Today I was using a new circuit as driver for the EM-Resonator. It has a pulse delay at the leading edge.
It worked very well with 6Volt and lesser than half the Amp's. Here is the circuit.

[Berto3]

@Atommix. The first post in this threath by Dom444 was about magneto mechanical resonance.
He had not the chance to work out this Idea so I do. In Reply#2 I explain why.
You don't see how to build-up field density in the EM-Resonator. That is the challenge for all the
investigators in this field. One of the limitations with mechanical devices is the low frequency at
mechanical resonance. The gain is the field density that can happen at certain moments,
like a hammer on a nail. Mechanical mass can set free huge power when you stop it in the go.
We all know the potential energy of a rotating flywheel.
I don't understand your opinion, saying that the Resonator is complex or to much.
Can you explain more? Why the question about string harmonics?

[Berto3]

Part 3 of the video series, show's the progress made to reduce the current in the motor solonoid.
The electronic circuit has no longer a relay but a MOSFET to switch the coil. A pulse delay circuit
is build around a cd4093 IC. Although it is hard to measure the average current of a pulse wave,
I suppose my analog meter does this well. The input current is now around 35 mA, a reduction
of more than 50 percent. I wish you all an energetic Christmas and a sparkling 2016.
https://www.youtube.com/watch?v=ok28ruG0jBw

[Berto3]

Today I was exploring the 'strange' behavior of a permanent magnet in a pulsed solenoid. The magnet moves in a transparent tube
(BIC ballpoint) with at both ends a bump magnet. All magnets are in repel position. A video of the phenomenon will be published soon.

[Berto3]

Experiments with magnets are always amazing.

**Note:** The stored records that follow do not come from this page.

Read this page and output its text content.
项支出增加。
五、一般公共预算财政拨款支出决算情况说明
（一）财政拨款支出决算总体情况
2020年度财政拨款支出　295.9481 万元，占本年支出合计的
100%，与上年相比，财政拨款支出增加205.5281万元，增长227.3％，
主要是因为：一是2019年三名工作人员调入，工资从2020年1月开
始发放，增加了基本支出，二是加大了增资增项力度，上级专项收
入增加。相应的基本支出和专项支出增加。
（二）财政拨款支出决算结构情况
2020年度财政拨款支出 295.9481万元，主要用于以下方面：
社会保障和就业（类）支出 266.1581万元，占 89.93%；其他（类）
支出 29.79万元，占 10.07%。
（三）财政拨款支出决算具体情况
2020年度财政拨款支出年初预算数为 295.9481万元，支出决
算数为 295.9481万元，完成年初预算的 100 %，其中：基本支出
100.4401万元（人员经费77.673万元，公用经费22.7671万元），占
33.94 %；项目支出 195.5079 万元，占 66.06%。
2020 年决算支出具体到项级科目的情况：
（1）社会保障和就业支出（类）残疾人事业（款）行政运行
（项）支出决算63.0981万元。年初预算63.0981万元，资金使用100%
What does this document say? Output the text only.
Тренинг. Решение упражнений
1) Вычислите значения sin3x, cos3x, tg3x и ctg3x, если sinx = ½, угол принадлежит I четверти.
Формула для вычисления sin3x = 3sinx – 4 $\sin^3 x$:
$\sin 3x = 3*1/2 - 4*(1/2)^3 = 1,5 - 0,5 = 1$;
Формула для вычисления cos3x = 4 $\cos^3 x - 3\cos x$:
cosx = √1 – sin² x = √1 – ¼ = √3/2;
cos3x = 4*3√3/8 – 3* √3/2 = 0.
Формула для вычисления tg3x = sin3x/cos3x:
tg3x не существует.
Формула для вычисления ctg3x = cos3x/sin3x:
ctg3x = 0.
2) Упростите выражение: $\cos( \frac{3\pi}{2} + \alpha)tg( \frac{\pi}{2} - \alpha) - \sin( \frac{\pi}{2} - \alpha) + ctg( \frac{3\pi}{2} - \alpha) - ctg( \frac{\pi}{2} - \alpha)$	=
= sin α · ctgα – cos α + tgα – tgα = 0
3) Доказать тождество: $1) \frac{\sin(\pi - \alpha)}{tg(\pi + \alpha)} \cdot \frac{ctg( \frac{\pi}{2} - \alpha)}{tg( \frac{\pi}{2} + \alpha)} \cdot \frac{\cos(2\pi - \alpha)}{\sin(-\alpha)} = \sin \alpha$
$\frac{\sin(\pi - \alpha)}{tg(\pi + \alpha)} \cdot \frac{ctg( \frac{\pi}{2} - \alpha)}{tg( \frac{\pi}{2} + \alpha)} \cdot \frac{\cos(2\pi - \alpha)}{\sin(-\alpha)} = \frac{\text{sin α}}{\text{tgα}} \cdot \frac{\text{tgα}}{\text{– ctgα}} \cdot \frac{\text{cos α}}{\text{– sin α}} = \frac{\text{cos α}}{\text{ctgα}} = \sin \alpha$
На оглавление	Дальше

The reaction of permanent magnets on a pulsed solenoid are impossible to predict. In this simple test set-up I explore under what condition a permanent magnet comes to mechanical resonance. The mass of the magnet, the frequency and pulsewidth, the position of the solenoid, friction, the bump magnets at both sides of the tube, this all are parameters in a peculiar interaction of magnetic fields. The video gives a short impression of this play.
I discovered a couple of phenomena. With 2 magnets in the tube and the solenoid in the middle the magnets can move in the opposite direction like a boxermotor. No shaking anymore with a kind of gyroscopic effect. The left magnet can vibrate at a lower or higher frequency than the right magnet and opposite. The magnets can resonate at more than one frequency. Resonance can be so strong that the magnets touch each other. My question is; what about four or more magnets in a linear mechanic resonance? But that for next time.
https://www.youtube.com/watch?v=VQpNqSUz8Ws